There is a close connection between death, sleep, and initiation, sleep being an incomplete death and initiation being a conscious experience of the afterdeath states.
See also DEVACHAN; KAMA-LOKA; PRALAYA; REIMBODIMENT; SECOND DEATH
Brahmadevas - Brahmadevas (Sanskrit) (from brahman cosmic spirit + deva god, spiritual being)
Spiritual beings who act as guardians of the human race, entities directly emanating from Brahman as spiritual-intellectual energies.
See also DHYANI-CHOHAN
Supernatural - Supernatural Beyond or above nature; but, as nature in its esse is space, the Boundless both inner and outer, the term is meaningless. Supernormal fits better the common usage for phenomena beyond the customary range of our experiences or not explainable by what we know of the laws of nature. In theology supernatural implies a separation between divine beings, spiritual beings, or human saints on the one hand, and nature on the other hand, in virtue of which the normal procedure of nature supposedly can be interfered with -- a conception which is an absurdity from the standpoint of theosophy. Physical nature surrounding us is actually the least part of universal nature, as it is the invisible inner universes and spheres of being which are causal, and our physical universe merely the garment or effect of the invisible superior parts of universal nature.

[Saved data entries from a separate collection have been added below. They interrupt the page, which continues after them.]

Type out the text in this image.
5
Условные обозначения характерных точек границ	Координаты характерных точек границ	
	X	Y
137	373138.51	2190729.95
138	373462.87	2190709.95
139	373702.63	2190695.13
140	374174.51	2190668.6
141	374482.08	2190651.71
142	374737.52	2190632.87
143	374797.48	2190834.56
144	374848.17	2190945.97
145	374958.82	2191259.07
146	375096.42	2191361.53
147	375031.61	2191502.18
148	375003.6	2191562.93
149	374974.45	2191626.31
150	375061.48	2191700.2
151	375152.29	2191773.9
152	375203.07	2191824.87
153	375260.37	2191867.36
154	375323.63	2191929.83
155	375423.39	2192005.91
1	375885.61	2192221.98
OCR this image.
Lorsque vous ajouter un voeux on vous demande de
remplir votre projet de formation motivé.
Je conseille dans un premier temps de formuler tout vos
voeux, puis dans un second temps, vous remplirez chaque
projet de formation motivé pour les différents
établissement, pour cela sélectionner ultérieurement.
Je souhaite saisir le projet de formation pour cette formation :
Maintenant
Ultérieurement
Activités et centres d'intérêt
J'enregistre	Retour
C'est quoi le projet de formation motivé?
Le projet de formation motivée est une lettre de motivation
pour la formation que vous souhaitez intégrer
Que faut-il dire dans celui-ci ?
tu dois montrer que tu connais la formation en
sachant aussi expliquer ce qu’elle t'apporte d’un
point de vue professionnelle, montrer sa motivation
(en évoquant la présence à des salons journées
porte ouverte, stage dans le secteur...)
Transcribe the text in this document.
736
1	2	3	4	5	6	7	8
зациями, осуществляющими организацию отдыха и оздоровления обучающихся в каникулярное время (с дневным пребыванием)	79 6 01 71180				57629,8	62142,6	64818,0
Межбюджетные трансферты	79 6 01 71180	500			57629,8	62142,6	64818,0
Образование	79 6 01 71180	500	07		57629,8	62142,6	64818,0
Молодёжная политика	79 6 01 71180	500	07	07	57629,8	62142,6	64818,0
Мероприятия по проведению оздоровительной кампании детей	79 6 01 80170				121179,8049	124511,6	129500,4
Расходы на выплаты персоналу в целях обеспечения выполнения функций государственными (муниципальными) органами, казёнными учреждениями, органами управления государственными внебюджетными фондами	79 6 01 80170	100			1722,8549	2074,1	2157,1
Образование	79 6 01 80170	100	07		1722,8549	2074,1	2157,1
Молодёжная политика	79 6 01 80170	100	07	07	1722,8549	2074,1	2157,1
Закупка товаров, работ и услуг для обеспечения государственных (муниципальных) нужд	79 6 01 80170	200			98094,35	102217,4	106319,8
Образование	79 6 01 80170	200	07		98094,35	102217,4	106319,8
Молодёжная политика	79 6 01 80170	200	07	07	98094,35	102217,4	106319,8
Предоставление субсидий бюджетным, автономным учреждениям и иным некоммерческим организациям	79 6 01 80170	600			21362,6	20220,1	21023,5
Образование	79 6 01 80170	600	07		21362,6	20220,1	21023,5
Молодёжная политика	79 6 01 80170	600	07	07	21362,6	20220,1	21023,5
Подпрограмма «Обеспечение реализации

Land Of The Eternal Sun - Land of the Eternal Sun From immemorial time mystics and occult philosophers have consistently taught of the existence of a land where the sunshine is perpetual, the abode of the gods whose particular function it is to oversee the destinies, not only of mankind, but of other hierarchical groups occupying the earth. Any attempt to fix a geographical locality as this land of the eternal sun has never been successful, for it is no geographical locality, but a region mystically said to be at the top of Mount Meru or the north pole of the earth.
There is a legend known in Tibet which places the mystical Sambhala not only on earth, but likewise upon Mount Meru, and again in the sun -- implying a hierarchy of divine or spiritual beings existing in a threefold order, each order having its own stage or place in this scheme.
Invocation - Summoning benevolent spiritual beings.